Cochran suggests that this Protestant framework provides a unique and compelling framework for virtue ethics. Here is her summation:

This Protestant ethic envisions virtuous character as embodied in faith. Faith discerns God’s benevolent oversight of the world, both in reflecting on God’s radical self-revelation in the incarnate Jesus Christ and in recognizing the ways in which God encounters individual human beings. Faith is fully embodied as this discernment is coupled with consent to God, an extended and dispositional stance of trust in God’s providential goodness and love for the created order. In turn, faith places us in a relationship with God that informs a more complete understanding of our own place in the universe, and as we feel and show gratitude and love for God, we simultaneously grow in love for our neighbors, recognizing that all created beings share a relation because of our common relation to God. This love guides and orders our understanding of the value of other possible goods so that we can determine when to embrace particular emotions and when to resist them (Cochran, Protestant Virtue and Stoic Ethics,, 195-196).

This summation demonstrates how a Protestant virtue ethic provides a perspective on character that is far-reaching. The “faith working through love” framework is not merely “religious,” it provides an all-encompassing standpoint from which to engage with all of life.

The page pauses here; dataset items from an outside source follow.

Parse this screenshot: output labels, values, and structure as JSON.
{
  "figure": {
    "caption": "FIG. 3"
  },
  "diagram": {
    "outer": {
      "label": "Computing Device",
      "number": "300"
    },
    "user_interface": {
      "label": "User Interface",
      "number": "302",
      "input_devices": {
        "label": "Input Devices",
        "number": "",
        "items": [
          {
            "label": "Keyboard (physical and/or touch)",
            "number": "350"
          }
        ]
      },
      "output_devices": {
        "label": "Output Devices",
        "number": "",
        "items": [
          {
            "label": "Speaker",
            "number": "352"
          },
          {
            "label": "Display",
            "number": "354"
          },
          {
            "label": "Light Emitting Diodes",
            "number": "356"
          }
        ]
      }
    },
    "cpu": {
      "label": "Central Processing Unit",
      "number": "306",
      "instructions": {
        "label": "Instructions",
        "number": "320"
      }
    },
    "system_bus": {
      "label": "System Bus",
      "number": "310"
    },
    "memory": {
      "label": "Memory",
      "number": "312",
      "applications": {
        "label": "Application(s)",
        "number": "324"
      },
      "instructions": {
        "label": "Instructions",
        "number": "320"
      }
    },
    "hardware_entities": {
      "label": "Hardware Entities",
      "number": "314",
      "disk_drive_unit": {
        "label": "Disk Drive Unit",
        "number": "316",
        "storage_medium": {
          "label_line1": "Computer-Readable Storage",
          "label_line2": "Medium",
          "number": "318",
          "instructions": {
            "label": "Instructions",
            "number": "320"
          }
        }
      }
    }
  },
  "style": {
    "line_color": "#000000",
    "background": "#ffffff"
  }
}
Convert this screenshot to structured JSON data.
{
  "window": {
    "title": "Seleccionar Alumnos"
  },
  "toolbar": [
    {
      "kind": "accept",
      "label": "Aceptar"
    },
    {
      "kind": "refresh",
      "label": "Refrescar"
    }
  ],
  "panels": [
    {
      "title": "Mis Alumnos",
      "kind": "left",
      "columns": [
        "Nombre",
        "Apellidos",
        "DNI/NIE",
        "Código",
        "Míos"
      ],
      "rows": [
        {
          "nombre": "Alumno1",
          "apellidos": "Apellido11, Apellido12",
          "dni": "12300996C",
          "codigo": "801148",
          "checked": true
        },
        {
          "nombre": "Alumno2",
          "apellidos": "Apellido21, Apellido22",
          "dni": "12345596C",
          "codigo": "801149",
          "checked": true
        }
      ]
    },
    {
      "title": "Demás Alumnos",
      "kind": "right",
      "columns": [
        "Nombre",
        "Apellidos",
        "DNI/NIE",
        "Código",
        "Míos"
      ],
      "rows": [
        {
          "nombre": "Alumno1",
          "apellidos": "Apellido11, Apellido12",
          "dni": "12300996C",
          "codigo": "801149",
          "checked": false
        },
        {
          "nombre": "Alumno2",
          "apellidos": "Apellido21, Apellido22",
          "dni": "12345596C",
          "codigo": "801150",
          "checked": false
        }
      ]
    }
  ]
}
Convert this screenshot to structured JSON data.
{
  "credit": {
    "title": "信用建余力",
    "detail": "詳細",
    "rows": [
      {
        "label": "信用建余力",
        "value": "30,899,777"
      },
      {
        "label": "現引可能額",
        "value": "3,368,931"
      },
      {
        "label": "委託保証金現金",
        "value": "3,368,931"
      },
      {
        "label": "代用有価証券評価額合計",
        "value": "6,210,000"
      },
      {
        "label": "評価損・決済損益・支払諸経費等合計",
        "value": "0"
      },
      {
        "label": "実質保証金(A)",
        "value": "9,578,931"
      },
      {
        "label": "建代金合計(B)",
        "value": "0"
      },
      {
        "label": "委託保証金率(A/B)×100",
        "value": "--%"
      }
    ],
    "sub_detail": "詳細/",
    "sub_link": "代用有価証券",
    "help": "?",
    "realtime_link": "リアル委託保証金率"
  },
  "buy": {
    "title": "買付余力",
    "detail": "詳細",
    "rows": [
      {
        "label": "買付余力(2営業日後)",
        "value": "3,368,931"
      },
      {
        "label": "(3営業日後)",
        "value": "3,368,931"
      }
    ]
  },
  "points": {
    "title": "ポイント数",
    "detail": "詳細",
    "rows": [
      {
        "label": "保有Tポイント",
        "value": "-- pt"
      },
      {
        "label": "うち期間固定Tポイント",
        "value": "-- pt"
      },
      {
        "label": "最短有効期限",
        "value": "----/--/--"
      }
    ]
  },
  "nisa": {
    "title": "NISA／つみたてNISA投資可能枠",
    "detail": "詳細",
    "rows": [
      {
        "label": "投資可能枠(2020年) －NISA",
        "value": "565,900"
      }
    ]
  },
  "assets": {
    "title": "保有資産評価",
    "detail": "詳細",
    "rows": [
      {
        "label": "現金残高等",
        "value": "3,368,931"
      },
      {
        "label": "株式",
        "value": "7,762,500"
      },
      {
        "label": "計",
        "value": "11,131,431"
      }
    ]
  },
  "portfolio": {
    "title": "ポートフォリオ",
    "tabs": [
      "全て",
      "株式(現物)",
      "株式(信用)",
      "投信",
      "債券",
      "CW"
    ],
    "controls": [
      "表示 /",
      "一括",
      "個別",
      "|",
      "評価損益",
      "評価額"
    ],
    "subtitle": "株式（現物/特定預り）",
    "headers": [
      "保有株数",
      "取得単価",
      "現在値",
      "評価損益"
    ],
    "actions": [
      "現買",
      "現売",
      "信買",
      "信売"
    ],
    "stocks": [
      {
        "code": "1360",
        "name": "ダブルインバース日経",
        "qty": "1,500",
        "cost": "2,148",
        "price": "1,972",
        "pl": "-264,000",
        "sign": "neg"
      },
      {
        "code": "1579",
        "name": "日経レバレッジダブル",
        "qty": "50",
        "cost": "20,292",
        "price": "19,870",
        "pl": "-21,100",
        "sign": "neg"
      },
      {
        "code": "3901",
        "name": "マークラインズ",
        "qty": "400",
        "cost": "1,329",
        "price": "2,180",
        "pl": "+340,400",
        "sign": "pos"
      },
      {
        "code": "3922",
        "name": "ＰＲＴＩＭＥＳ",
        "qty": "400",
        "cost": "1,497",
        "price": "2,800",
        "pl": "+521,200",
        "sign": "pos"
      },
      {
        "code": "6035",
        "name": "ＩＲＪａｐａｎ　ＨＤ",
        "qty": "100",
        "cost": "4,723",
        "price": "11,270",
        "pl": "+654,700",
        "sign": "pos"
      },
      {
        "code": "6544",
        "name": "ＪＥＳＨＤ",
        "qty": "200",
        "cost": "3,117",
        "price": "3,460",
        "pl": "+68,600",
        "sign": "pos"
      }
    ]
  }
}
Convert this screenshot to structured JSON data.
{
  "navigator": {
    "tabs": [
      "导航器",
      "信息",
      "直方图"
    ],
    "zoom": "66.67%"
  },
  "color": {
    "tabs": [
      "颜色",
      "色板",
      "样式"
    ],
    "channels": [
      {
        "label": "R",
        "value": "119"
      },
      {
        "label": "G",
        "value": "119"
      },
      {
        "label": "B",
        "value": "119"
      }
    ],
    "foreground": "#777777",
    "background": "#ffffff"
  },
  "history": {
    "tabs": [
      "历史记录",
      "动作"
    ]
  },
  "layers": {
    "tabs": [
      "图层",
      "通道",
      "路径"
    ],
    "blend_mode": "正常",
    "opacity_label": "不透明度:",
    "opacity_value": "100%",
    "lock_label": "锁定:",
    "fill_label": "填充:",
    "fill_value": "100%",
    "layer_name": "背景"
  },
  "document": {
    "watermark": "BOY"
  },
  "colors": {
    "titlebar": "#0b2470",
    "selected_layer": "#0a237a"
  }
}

Cochran is not the only one to notice this connection between faith and love in a Protestant virtue ethic. Reinhold Niebuhr describes it in his book The Nature and Destiny of Man. He notes that human anxiety keeps us from engaging others with love. He says, “Without freedom from anxiety man is so enmeshed in the vicious circle of egocentricity, so concerned about himself, that he cannot release himself for the adventure of love” (2.272). Instead, he is preoccupied with his own security, safety, and fulfillment.

So, what is the solution? Faith in God. Niebuhr explains:

Anxiety is the internal description of the state of temptation. It must not be identified with sin because there is always the ideal possibility that faith would purge anxiety of the tendency toward sinful self-assertion. The ideal possibility is that faith in the ultimate security of God’s love would overcome all immediate insecurities of nature and history (Ibid., 1.182–183).

In other words, faith in God’s care of us overcomes our anxiety. Knowing that God will take care of us and provide us, we are freed from concern over these things. This frees us up to love. Niebuhr explains this in the context of Christ’s atonement.

Christ as ‘power’ and as ‘grace’ can be mediated to the individual only if the truth of the Atonement is appropriated inwardly. In that case the alternate moods of despair and false hope are overcome and the individual is actually freed to live a life of serenity and creativity (Ibid., 2.57–58).

Like Cochran, Niebuhr emphasizes that faith in Christ specifically and in God’s providential care more generally can impel us to a perspective that opens us up to “the adventure of love.”

As we think about how to flourish in the world, we need to think about the type of people we are. We need to think about not only the norms we must follow but the characteristics that we need to develop. As Cochran and Niebuhr illustrate, the Protestant faith offers tremendous potential to give us a vision of a people who are rooted in a faith that gives us a strength to move forward to engage all people and all of reality with a love that is born of faith. It also provides a perspective with which Protestants can engage with other visions of virtue ethics without abandoning their convictions as we seek to gain better insight into how to live well in this world.